The trashfest was the keynote address at the national Investigative Reporters & Editors conference at the Waldorf Hotel. A diverse mix of TV and print journalists attended: free-lancers like myself; local investigative reporters who get minimal recognition; and celebrity journalists like ABC's Ted Koppel and NBC's Stone Phillips who show up when IRE conferences pass through New York. Many Internet journalists also participated, and several panels dealt with technology-related issues: privacy and online journalism standards, among them.
Per usual with media pundits, "gatekeeping," got a lot of play. Many journalists say the ease of Internet self-publishing is obviating media gatekeeping functions: editing, reporting standards, ethical rules. Most journalists believe such filters are necessary online, as in broadcast and print, to ensure fair and accurate reporting. The Drudge Report has become a media symbol for how low unchecked "reporting" on the Internet can stoop.

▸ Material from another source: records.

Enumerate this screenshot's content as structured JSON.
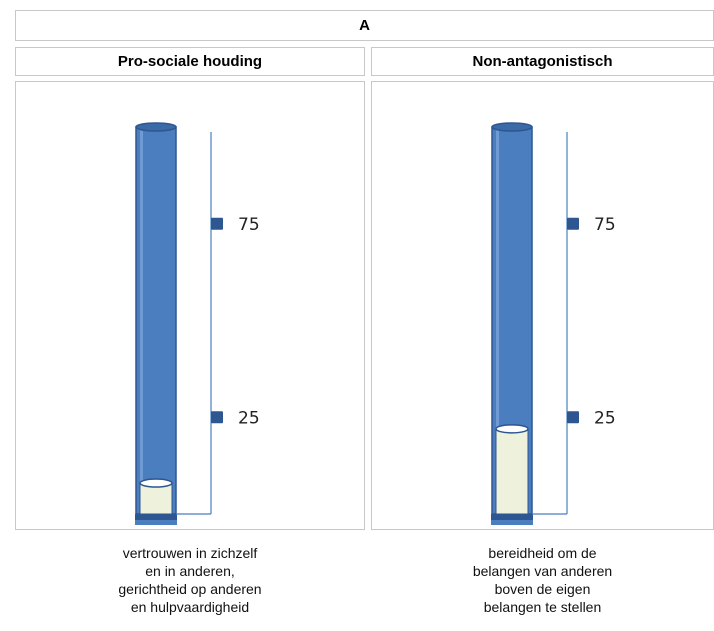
{
  "table": {
    "group_header": "A",
    "columns": [
      {
        "header": "Pro-sociale houding",
        "caption_lines": [
          "vertrouwen in zichzelf",
          "en in anderen,",
          "gerichtheid op anderen",
          "en hulpvaardigheid"
        ]
      },
      {
        "header": "Non-antagonistisch",
        "caption_lines": [
          "bereidheid om de",
          "belangen van anderen",
          "boven de eigen",
          "belangen te stellen"
        ]
      }
    ]
  },
  "chart_data": [
    {
      "type": "bar",
      "title": "Pro-sociale houding",
      "ylim": [
        0,
        100
      ],
      "ticks": [
        25,
        75
      ],
      "values": [
        8
      ],
      "colors": {
        "tube": "#4a7ebf",
        "tube_dark": "#2e5690",
        "fill": "#eef1dc",
        "axis": "#4a7ebf",
        "marker": "#2e5690"
      }
    },
    {
      "type": "bar",
      "title": "Non-antagonistisch",
      "ylim": [
        0,
        100
      ],
      "ticks": [
        25,
        75
      ],
      "values": [
        22
      ],
      "colors": {
        "tube": "#4a7ebf",
        "tube_dark": "#2e5690",
        "fill": "#eef1dc",
        "axis": "#4a7ebf",
        "marker": "#2e5690"
      }
    }
  ]
}
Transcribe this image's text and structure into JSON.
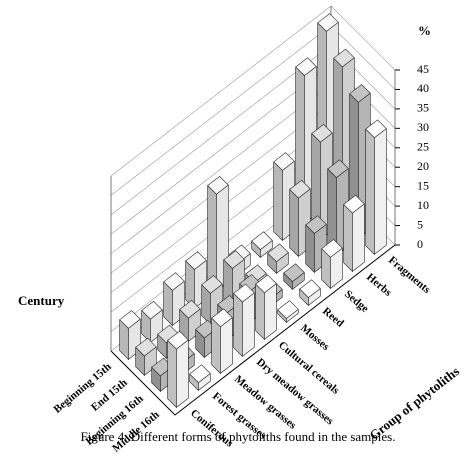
{
  "chart_data": {
    "type": "bar3d",
    "caption": "Figure 4. Different forms of phytoliths found in the samples.",
    "z_label": "%",
    "x_label": "Group of phytoliths",
    "y_label": "Century",
    "categories": [
      "Coniferous",
      "Forest grasses",
      "Meadow grasses",
      "Dry meadow grasses",
      "Cultural cereals",
      "Mosses",
      "Reed",
      "Sedge",
      "Herbs",
      "Fragments"
    ],
    "series": [
      {
        "name": "Beginning 15th",
        "color": "#e6e6e6",
        "values": [
          8,
          6,
          9,
          10,
          25,
          3,
          2,
          18,
          38,
          45
        ]
      },
      {
        "name": "End 15th",
        "color": "#cfcfcf",
        "values": [
          5,
          4,
          6,
          8,
          10,
          2,
          3,
          15,
          25,
          40
        ]
      },
      {
        "name": "Beginning 16th",
        "color": "#b5b5b5",
        "values": [
          4,
          3,
          5,
          7,
          8,
          2,
          2,
          10,
          20,
          35
        ]
      },
      {
        "name": "Middle 16th",
        "color": "#f0f0f0",
        "values": [
          15,
          2,
          12,
          14,
          12,
          1,
          2,
          8,
          15,
          30
        ]
      }
    ],
    "zlim": [
      0,
      45
    ],
    "zticks": [
      0,
      5,
      10,
      15,
      20,
      25,
      30,
      35,
      40,
      45
    ],
    "grid": true
  }
}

They're right, in theory. Despite inevitable violations, we need journalistic standards. Every medium, online or off, needs to carefully check facts. Columnists need to base opinion pieces on actual, substantiated facts. Journalists should always credit other publications for stories they piggyback onto. And everyone, journalist or not, who publishes opinion online needs to understand libel and copyright law. These standards are often ignored in self-published reports on the Internet, or in bogus statements passed by e-mail. And some of most libelous statements happen in those online forums: Unfortunately it'll probably take a few highly publicized lawsuits to teach that an angry citizen can't just unleash unsubstantiated accusations against the enemy for all to read. We all share the same responsibility, journalism degree or not.
Of course we need "gatekeeping" -- but where should it come from, and is "self-gatekeeping" possible? Increasingly, our gatekeepers are operating under a corporate umbrella, whether America Online, Microsoft, Disney or a daily newspaper comglomerate. It too often becomes a question of whether one corporate giant will criticize another. And will a corporate brother (say, NBC) investigate its stepsister (Microsoft)? Maybe they will, but can we trust that they will? No.
The CBS mud-sling during IRE shows that traditional gatekeepers are becoming less capable of being entrusting with that role; they're too busy defending their own questionable decisions and cover-ups. CBS' Hewitt ostensibly stood up Saturday to tell journalists how to do our jobs better. He instead showed what not to do: an ad hominem attack on a man not asked to attend. (There goes "fair."). The "hack" -- now a PBS producer and Berkeley journalism professor -- had his say during the film, Hewitt said. After the "keynote" ended, in the hall journalists crowded into a surreal circle around Wallace as he called Bergman a "son of a bitch" in an argument with PBS Frontline producer (and Bergman defender) David Fanning.
Sure, the dirt was mesmerizing -- it's hard not to watch stars mud wrestle. And it certainly highlighted the problem of corporate media ownership, in ironic ways: When asked by a reporter, "20-20" producer Roberta Baskin, who introduced Hewitt, admitted that her CBS career ended when she complained that reporters should not be forced to display Nike emblems on their jackets during the Olympics. But this dogfight rendered no solutions, or tips, or even hope: The "60 Minutes" folks want revenge for their bruised reputations. Thanks to corporate Hollywood, the film itself was too fictionalized to stand well under scrutiny. And the networks with the big money and power to expose corporate ills are scared of big tobacco, and God knows who else. (The NRA, Pfizer and Microsoft could make the short list.)
The Faustian drama does prove one point, however: The outside is a beautiful place to stay.